Не знаю, сколько мы простояли так, друг напротив друга. Солнце там, похоже, все время стоит в зените и не двигается, потому, что двигаться ему больше некуда. Потом меня злость взяла. И смешно стало — испугался призрака в тумане, того и гляди закричу, как тот ежик: "Лошадь!" Прыгнул я в седло, как ковбой, газанул, отжал сцепление и — 120 с места.
— А тот?
Парень вполне определенно хмыкнул и снова замолчал, правда на этот раз ненадолго.
Таранить самого себя, это, доложу я вам, ощущение. Главное, до жути реально все, шум, выхлоп, глаза безумные, и неизвестно, чем все это кончится…
Только самоубиться мне не дали. Откуда ни возьмись, словно вывалился белый «мерс» новячий, сверкающий. Тормознул прямо передо мной, меня аж ветром шатнуло. Ну и я тормознул. Даже не знаю как. Шин было жалко до смерти.
Последние ошметки из-за этого пижона загубил. А он стоит поперек дороги.

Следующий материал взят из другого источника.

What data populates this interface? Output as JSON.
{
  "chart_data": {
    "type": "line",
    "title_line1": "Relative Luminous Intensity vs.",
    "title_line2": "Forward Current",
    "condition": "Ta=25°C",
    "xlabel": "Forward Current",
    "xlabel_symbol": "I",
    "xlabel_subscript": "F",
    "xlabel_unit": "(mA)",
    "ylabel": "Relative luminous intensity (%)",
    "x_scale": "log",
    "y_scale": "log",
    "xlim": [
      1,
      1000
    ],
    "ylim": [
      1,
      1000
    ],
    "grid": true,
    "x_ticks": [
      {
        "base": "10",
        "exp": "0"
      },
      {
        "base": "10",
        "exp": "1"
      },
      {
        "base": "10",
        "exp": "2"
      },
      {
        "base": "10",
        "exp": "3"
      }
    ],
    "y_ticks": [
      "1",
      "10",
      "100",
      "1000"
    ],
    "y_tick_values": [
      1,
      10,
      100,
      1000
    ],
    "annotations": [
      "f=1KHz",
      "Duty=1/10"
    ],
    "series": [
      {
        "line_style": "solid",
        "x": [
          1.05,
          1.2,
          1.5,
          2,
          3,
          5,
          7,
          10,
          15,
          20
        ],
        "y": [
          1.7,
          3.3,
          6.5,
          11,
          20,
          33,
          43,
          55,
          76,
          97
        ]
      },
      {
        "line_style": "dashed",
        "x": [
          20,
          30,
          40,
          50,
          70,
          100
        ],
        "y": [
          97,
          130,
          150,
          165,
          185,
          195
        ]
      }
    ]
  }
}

Тишина. Из автомагнитолы вполголоса так, романс старинный "не уезжай, ты мой голубчик". И стыдно мне отчего-то, будто в детстве. Когда перед праздником из стола конфеты упер. Снимаю шлем, вешаю на рога. Смотрю, что дальше будет. А дальше — открывается дверца и вылезает из «мерсюка» такой детинушка былинный косая сажень в плечах, грудь колесом, физиономия круглая, как тарелка, улыбочка ехидная, но ничего, не злая. Белобрысый такой. В пиджачке "От Кардена". В рубашке шелковой серебристой баксов за восемьдесят. Подваливает ко мне походочкой молодого медведя, уверенностью в себе от него — на три метра. Видно, что он здесь свой в доску, в отличие от меня, и все ему насквозь знакомо, и тормознул от меня не для того, чтобы выпендриться. Тоже ведь, тачкой рисковал человек. Да вроде как и не сердится он. Подошел.